By Francis Kagolo in Arusha
The continued imposing of non-tariff barriers (NTBs) by the East African Community (EAC) member states is limiting the growth of the private sector and slowing down integration, experts have said.
The East African Business Council (EABC) on Friday urged EAC member states to accept to open up and work as one entity if the region is to develop and overcome challenges of unemployment.
The EABC chairman, Vimal Shah, said the spirit of individualism among member states not only hampers foreign direct investments, but also disables the growth of businesses in the region.
“We have a population of 130 million people in east Africa with a GDP of $90b. We need to create more jobs to increase our GDP to more than $100b,” Shah said.
“Nothing is stopping us from reaching there apart from ourselves and our mistrust. The private sector is becoming impatient in terms of implementing EAC agreements.”
He was speaking at the opening of the 15th EABC annual general meeting at the East Africa Hotel in Arusha, Tanzania.
Established in 1997, the EABC is the apex body of business associations of the private sector and corporate from Uganda, Kenya, Tanzania, Burundi and Rwanda, the five member countries of EAC.
It focuses on informing public policy reforms aimed at promoting an environment in the region conducive to business formation and growth.
Intra-EAC trade has expanded from $1,617.1m to $3,800.7m in 2010, while the growth informal cross-border trade has been estimated to be as much as 40% of formal trade.
But EABC argues that greater achievements of the integration are hampered by the different measures taken by governments in form of laws, regulations, policies, conditions and restrictions that protect the domestic industries from foreign competition.

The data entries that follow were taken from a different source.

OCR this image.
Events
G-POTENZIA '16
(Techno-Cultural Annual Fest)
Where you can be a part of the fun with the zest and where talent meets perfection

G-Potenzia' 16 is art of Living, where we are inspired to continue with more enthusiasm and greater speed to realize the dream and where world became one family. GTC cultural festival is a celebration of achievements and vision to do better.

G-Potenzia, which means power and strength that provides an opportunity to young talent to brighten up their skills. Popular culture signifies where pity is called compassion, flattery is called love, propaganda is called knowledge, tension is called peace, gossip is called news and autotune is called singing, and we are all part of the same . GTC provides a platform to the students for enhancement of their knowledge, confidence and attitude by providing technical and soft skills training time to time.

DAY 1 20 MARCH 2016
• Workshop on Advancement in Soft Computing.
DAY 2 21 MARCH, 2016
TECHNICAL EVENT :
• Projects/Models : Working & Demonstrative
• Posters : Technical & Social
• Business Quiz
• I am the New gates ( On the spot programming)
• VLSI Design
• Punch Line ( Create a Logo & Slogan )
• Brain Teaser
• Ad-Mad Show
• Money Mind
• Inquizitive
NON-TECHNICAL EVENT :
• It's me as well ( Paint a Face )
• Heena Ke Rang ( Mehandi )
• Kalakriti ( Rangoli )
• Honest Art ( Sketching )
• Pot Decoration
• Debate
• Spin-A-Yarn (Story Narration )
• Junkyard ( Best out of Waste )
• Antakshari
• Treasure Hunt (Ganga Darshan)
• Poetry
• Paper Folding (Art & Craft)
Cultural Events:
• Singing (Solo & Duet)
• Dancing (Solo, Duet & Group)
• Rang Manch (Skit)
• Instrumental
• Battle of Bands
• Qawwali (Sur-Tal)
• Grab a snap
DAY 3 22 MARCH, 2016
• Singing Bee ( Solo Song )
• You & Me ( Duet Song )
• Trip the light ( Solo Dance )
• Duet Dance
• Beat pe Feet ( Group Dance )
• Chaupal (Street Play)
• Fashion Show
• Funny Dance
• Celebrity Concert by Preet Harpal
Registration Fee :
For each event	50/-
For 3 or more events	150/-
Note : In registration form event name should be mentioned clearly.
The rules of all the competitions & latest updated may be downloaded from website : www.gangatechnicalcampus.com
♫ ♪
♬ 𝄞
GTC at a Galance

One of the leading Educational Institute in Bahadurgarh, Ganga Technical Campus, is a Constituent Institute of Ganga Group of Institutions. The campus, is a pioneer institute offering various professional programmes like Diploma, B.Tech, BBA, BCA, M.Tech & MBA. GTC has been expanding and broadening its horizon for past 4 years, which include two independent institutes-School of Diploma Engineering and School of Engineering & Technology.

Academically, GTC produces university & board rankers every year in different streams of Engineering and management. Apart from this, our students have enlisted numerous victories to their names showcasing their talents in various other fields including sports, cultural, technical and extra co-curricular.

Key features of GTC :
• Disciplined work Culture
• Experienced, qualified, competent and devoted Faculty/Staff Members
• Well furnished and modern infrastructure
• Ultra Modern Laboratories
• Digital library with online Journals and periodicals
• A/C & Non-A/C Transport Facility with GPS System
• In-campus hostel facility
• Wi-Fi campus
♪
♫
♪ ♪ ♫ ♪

The 2004 Community Customs Union and the 2009 Common Market protocols, already ratified all the five member states, provide for the free movement of labour and goods within the region to spur trade liberalisation and development.
Shah said he had met many investors especially in Europe who would be willing to invest in east Africa but are let down by the enormous non-tariff barriers.
He also cited the failure by member states to market east Africa as a single block other than their individual countries as another impediment to foreign investments.
Olive Kigongo, president of the Uganda Chamber of Commerce and Industry, decried the delay by member states to rid east Africans of the need to apply for work permits to get employed there.
She said that save for Rwanda, which has removed the requirement for work permits, other member states are yet to implement the EAC condition.
“We need to talk less and work more. We need to implement the policies we come up with,” Kigongo said in an exclusive interview.
“The free flow of services needs to be expedited. As private sector we are becoming impatient. Let us allow free movement of labor, if we get problems along the way we will address them as a region not independently,” Shah added.
Besides EAC protocols, the East African Legislative Assembly (Eala) has also passed a series of legislations which call for harmonisation of trade in the partner states, but with such non-tariff barriers, trade movement remains a challenge in the region.
The World Bank Doing Business 2013 report highlighted NTBs as one of the key challenges the region is faced with. Besides NTBs, inadequate infrastructure and bottlenecks, particularly roads, railways and energy have also hindered progress in a number of ways.